If You Need More New Customers And More Revenue
This is all about the sales process, your sales team and the experience you create for the people engaged with your sales team. This process could take two weeks, a month, three months or three years. If you want to turn more sales opportunities into new customers, you have to look at each and every touch point in that process.
If you want some guideposts to check on how you’re doing, answer these questions: Are you making the prospect feel safe hiring you? Do you respond quickly? Are your emails well written? Are you providing a lot of education along the way? Do you ask a lot of questions about them? I think you’d agree, if you answer “no” to any of these questions, your prospects are probably not going to feel very safe hiring you. This slows down the sales cycle and gives competitors an opportunity to deliver “a safe feeling” and beat you out for the customer.
Here’s one more: At the end of the process, are your prospects saying about you, “We have to hire this company”? If the answer is not “yes” and everyone is not saying that at the end, you have more work to do. You have to review every part of your sales process and make adjustments. Keep in mind, I didn’t say, “We have to hire this company because they’re the cheapest.” The comment we’re looking to generate from every prospect is not dependent on price — they should be willing to hire you because you gave them a remarkable experience and made them feel like this was a safe choice, not because you’re the cheapest vendor.

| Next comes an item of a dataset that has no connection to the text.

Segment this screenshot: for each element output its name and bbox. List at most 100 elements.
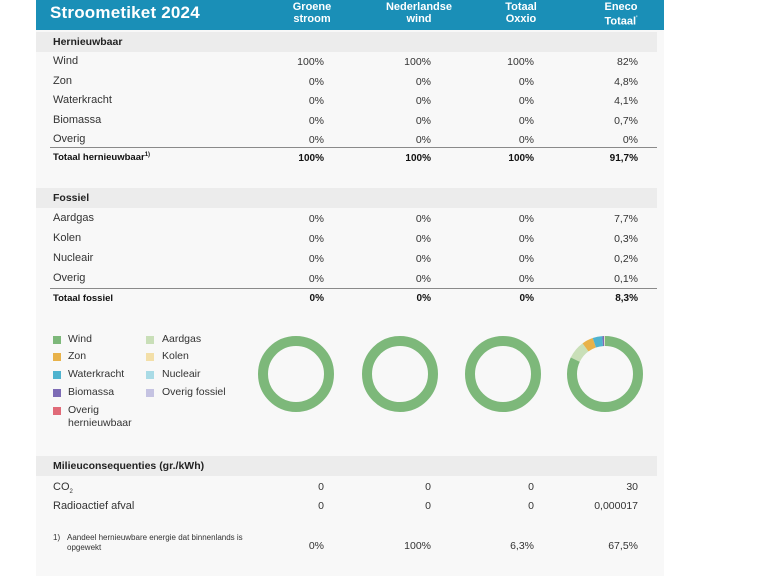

If You Want To Leverage Data To Make More Informed Marketing Decisions
Historically, marketing decisions were made based on opinions, past experiences, attitudes and assumptions. This might be how manufacturing companies made marketing decisions in the past, but today, decisions are based on facts, numbers, quantitative analysis and insights derived from real-time performance data.
Have fewer-than-expected marketing-qualified leads this month? Here’s what the data says, here’s what we need to do about it, here are the tests we’re running and the expected results from those tests. We’ll check back in two weeks when we have enough data from the tests to make a smart decision.
Have fewer-than-expected sales opportunities this month? Here’s what the data says, here’s what we need to do about it, here are the tests we’re running and the expected results from those tests. You get the rest of the narrative. Now you’re making marketing and sales decisions not based on gut feelings and past experiences, but rather on live prospect behavioral data.
Marketing and sales are now a science as opposed to an art.
In no way am I oversimplifying the incredibly complex sales and marketing environments most manufacturing companies live in day in and day out. This is just a collection of the most common challenges shared with me at the conference. There were many more specific company challenges around the quality of data, sales/marketing alignment and the deployment of technology to fix some of these issues.
It does, however, appear that these more traditional companies have now realized some of their legacy tactics are producing diminishing results, and they’re open to new options, methodologies and tactics. If this describes your company, you might want to consider some of the solutions provided above. While they all might not be perfect for your company, there are probably a handful of recommendations that you could take and apply today.